Glen Campbell: I’ll Be Me is sad, funny, nostalgic and informative. But mostly, it’s sweet. Glen Campbell and his family show and tell how his Alzheimer’s has affected each of them.
As Keith Urban, one of many fellow musicians who offer comments, points out, much of our lives consist of memories. And when memory goes, a large part of our existence goes. Thankfully, for Glen Campbell, his abilities to play guitar and sing remain intact, although he cannot remember the words to his songs.
In I’ll Be Me, Glen and his wife Kim visit doctors at the Mayo Clinic. Results of brain scans are analyzed and explained. Drugs are prescribed and life goes on. For now.
The documentary begins in 2011 when Glen Campbell goes public with his diagnosis. It follows him and his entourage through a farewell tour that includes stops at iconic venues Ryman Auditorium (Nashville) and Carnegie Hall (New York). It’s not easy—not for Glen, nor his sidemen who include three of his kids.
At the Ryman, his teleprompter (with song lyrics) goes out and he is lost until it is restored.

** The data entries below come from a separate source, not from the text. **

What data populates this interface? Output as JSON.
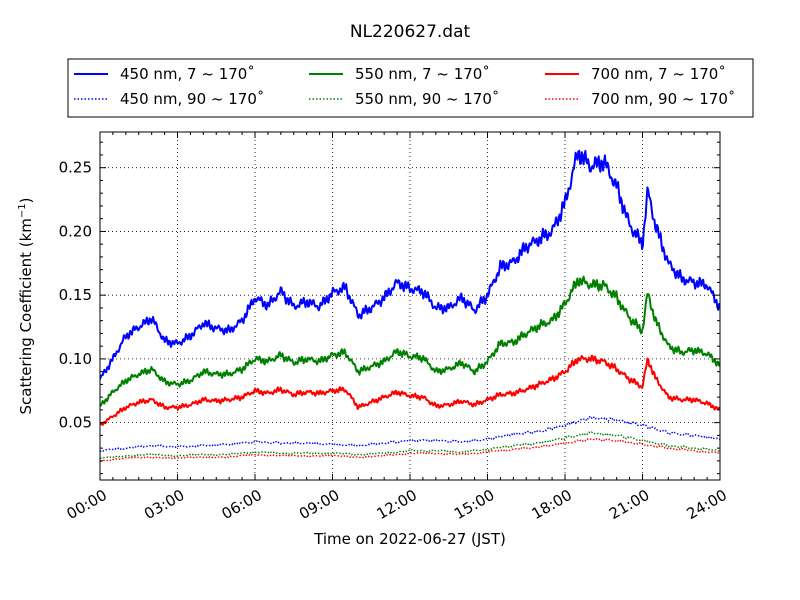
{
  "chart_data": {
    "type": "line",
    "title": "NL220627.dat",
    "xlabel": "Time on 2022-06-27 (JST)",
    "ylabel": "Scattering Coefficient (km⁻¹)",
    "ylabel_main": "Scattering Coefficient (km",
    "ylabel_sup": "−1",
    "ylabel_close": ")",
    "xlim": [
      0,
      24
    ],
    "ylim": [
      0.005,
      0.278
    ],
    "x_ticks": [
      0,
      3,
      6,
      9,
      12,
      15,
      18,
      21,
      24
    ],
    "x_tick_labels": [
      "00:00",
      "03:00",
      "06:00",
      "09:00",
      "12:00",
      "15:00",
      "18:00",
      "21:00",
      "24:00"
    ],
    "y_ticks": [
      0.05,
      0.1,
      0.15,
      0.2,
      0.25
    ],
    "y_tick_labels": [
      "0.05",
      "0.10",
      "0.15",
      "0.20",
      "0.25"
    ],
    "grid": true,
    "legend_position": "top",
    "series": [
      {
        "name": "450 nm, 7 ~ 170˚",
        "color": "#0000ff",
        "style": "solid",
        "x": [
          0,
          0.5,
          1,
          1.5,
          2,
          2.5,
          3,
          3.5,
          4,
          4.5,
          5,
          5.5,
          6,
          6.5,
          7,
          7.5,
          8,
          8.5,
          9,
          9.5,
          10,
          10.5,
          11,
          11.5,
          12,
          12.5,
          13,
          13.5,
          14,
          14.5,
          15,
          15.5,
          16,
          16.5,
          17,
          17.5,
          18,
          18.5,
          19,
          19.5,
          20,
          20.5,
          21,
          21.2,
          21.5,
          22,
          22.5,
          23,
          23.5,
          24
        ],
        "y": [
          0.084,
          0.1,
          0.118,
          0.125,
          0.132,
          0.114,
          0.112,
          0.118,
          0.128,
          0.124,
          0.122,
          0.13,
          0.148,
          0.142,
          0.153,
          0.141,
          0.145,
          0.141,
          0.152,
          0.156,
          0.134,
          0.14,
          0.148,
          0.16,
          0.155,
          0.153,
          0.14,
          0.14,
          0.148,
          0.138,
          0.15,
          0.172,
          0.176,
          0.188,
          0.194,
          0.2,
          0.222,
          0.262,
          0.251,
          0.255,
          0.235,
          0.205,
          0.19,
          0.232,
          0.205,
          0.175,
          0.163,
          0.16,
          0.158,
          0.14
        ]
      },
      {
        "name": "550 nm, 7 ~ 170˚",
        "color": "#008000",
        "style": "solid",
        "x": [
          0,
          0.5,
          1,
          1.5,
          2,
          2.5,
          3,
          3.5,
          4,
          4.5,
          5,
          5.5,
          6,
          6.5,
          7,
          7.5,
          8,
          8.5,
          9,
          9.5,
          10,
          10.5,
          11,
          11.5,
          12,
          12.5,
          13,
          13.5,
          14,
          14.5,
          15,
          15.5,
          16,
          16.5,
          17,
          17.5,
          18,
          18.5,
          19,
          19.5,
          20,
          20.5,
          21,
          21.2,
          21.5,
          22,
          22.5,
          23,
          23.5,
          24
        ],
        "y": [
          0.063,
          0.074,
          0.083,
          0.088,
          0.092,
          0.082,
          0.08,
          0.083,
          0.09,
          0.088,
          0.088,
          0.092,
          0.1,
          0.098,
          0.103,
          0.097,
          0.1,
          0.098,
          0.103,
          0.105,
          0.09,
          0.094,
          0.098,
          0.106,
          0.102,
          0.101,
          0.09,
          0.092,
          0.097,
          0.09,
          0.098,
          0.112,
          0.113,
          0.12,
          0.126,
          0.13,
          0.143,
          0.162,
          0.158,
          0.158,
          0.148,
          0.132,
          0.122,
          0.152,
          0.13,
          0.11,
          0.105,
          0.107,
          0.104,
          0.095
        ]
      },
      {
        "name": "700 nm, 7 ~ 170˚",
        "color": "#ff0000",
        "style": "solid",
        "x": [
          0,
          0.5,
          1,
          1.5,
          2,
          2.5,
          3,
          3.5,
          4,
          4.5,
          5,
          5.5,
          6,
          6.5,
          7,
          7.5,
          8,
          8.5,
          9,
          9.5,
          10,
          10.5,
          11,
          11.5,
          12,
          12.5,
          13,
          13.5,
          14,
          14.5,
          15,
          15.5,
          16,
          16.5,
          17,
          17.5,
          18,
          18.5,
          19,
          19.5,
          20,
          20.5,
          21,
          21.2,
          21.5,
          22,
          22.5,
          23,
          23.5,
          24
        ],
        "y": [
          0.048,
          0.055,
          0.062,
          0.066,
          0.068,
          0.062,
          0.062,
          0.064,
          0.068,
          0.067,
          0.068,
          0.07,
          0.075,
          0.073,
          0.076,
          0.072,
          0.074,
          0.073,
          0.075,
          0.076,
          0.062,
          0.066,
          0.07,
          0.074,
          0.071,
          0.07,
          0.063,
          0.064,
          0.067,
          0.064,
          0.068,
          0.072,
          0.073,
          0.076,
          0.08,
          0.084,
          0.09,
          0.1,
          0.1,
          0.098,
          0.092,
          0.084,
          0.078,
          0.1,
          0.085,
          0.07,
          0.068,
          0.068,
          0.065,
          0.06
        ]
      },
      {
        "name": "450 nm, 90 ~ 170˚",
        "color": "#0000ff",
        "style": "dotted",
        "x": [
          0,
          1,
          2,
          3,
          4,
          5,
          6,
          7,
          8,
          9,
          10,
          11,
          12,
          13,
          14,
          15,
          16,
          17,
          18,
          19,
          20,
          21,
          22,
          23,
          24
        ],
        "y": [
          0.028,
          0.03,
          0.032,
          0.031,
          0.032,
          0.033,
          0.035,
          0.034,
          0.034,
          0.033,
          0.032,
          0.034,
          0.036,
          0.036,
          0.035,
          0.037,
          0.041,
          0.043,
          0.048,
          0.054,
          0.052,
          0.048,
          0.042,
          0.04,
          0.037
        ]
      },
      {
        "name": "550 nm, 90 ~ 170˚",
        "color": "#008000",
        "style": "dotted",
        "x": [
          0,
          1,
          2,
          3,
          4,
          5,
          6,
          7,
          8,
          9,
          10,
          11,
          12,
          13,
          14,
          15,
          16,
          17,
          18,
          19,
          20,
          21,
          22,
          23,
          24
        ],
        "y": [
          0.022,
          0.024,
          0.025,
          0.024,
          0.025,
          0.025,
          0.027,
          0.026,
          0.026,
          0.026,
          0.025,
          0.026,
          0.028,
          0.028,
          0.027,
          0.029,
          0.032,
          0.034,
          0.038,
          0.042,
          0.04,
          0.036,
          0.032,
          0.03,
          0.028
        ]
      },
      {
        "name": "700 nm, 90 ~ 170˚",
        "color": "#ff0000",
        "style": "dotted",
        "x": [
          0,
          1,
          2,
          3,
          4,
          5,
          6,
          7,
          8,
          9,
          10,
          11,
          12,
          13,
          14,
          15,
          16,
          17,
          18,
          19,
          20,
          21,
          22,
          23,
          24
        ],
        "y": [
          0.02,
          0.022,
          0.023,
          0.022,
          0.023,
          0.023,
          0.025,
          0.024,
          0.024,
          0.024,
          0.023,
          0.024,
          0.026,
          0.026,
          0.025,
          0.027,
          0.029,
          0.031,
          0.034,
          0.037,
          0.036,
          0.033,
          0.03,
          0.028,
          0.026
        ]
      }
    ]
  }
}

The family is concerned when he does the Leno show, but he turns in a successful performance. A tribute medley at the Grammy Awards show in early 2012 goes well. At gigs in late 2012, however, as his abilities decline, he has more difficulties. It’s not hard to respond emotionally to his ordeal.
Among the performers who offer comments about Glen Campbell and/or Alzheimer’s are Jimmy Webb, Brad Paisley, The Edge, Sheryl Crow, Bruce Springsteen, Blake Shelton and Kathy Mattea.
Most of the performances in the film from his farewell tour range from good to stellar. Most of his hits plus a few new songs are presented. Other highlights include a tour bus duet with daughter Ashley on Hank Williams’ Lovesick Blues, several clips from Campbell’s TV career and home movies and videos from all stages of his life.
For baby boomers and some Gen-Xers, Campbell has been prominent showbiz figure for half a century, thanks to a string of pop-country hits and a weekly TV show. Performances in Vegas and Branson kept him working long after the hits stopped coming.
It was brave for Glen and his wife and family to make this film and show how Alzheimer’s affects an individual, as well as caregivers and other loved ones. Glen Campbell: I’ll Be Me brought tears to my eyes several times during its 1:44 or so run time. But it also made me appreciate the body of entertainment that Glen Campbell has delivered during his lifetime, especially these last concerts. I’m sad about what’s next, but happy that these performances were documented.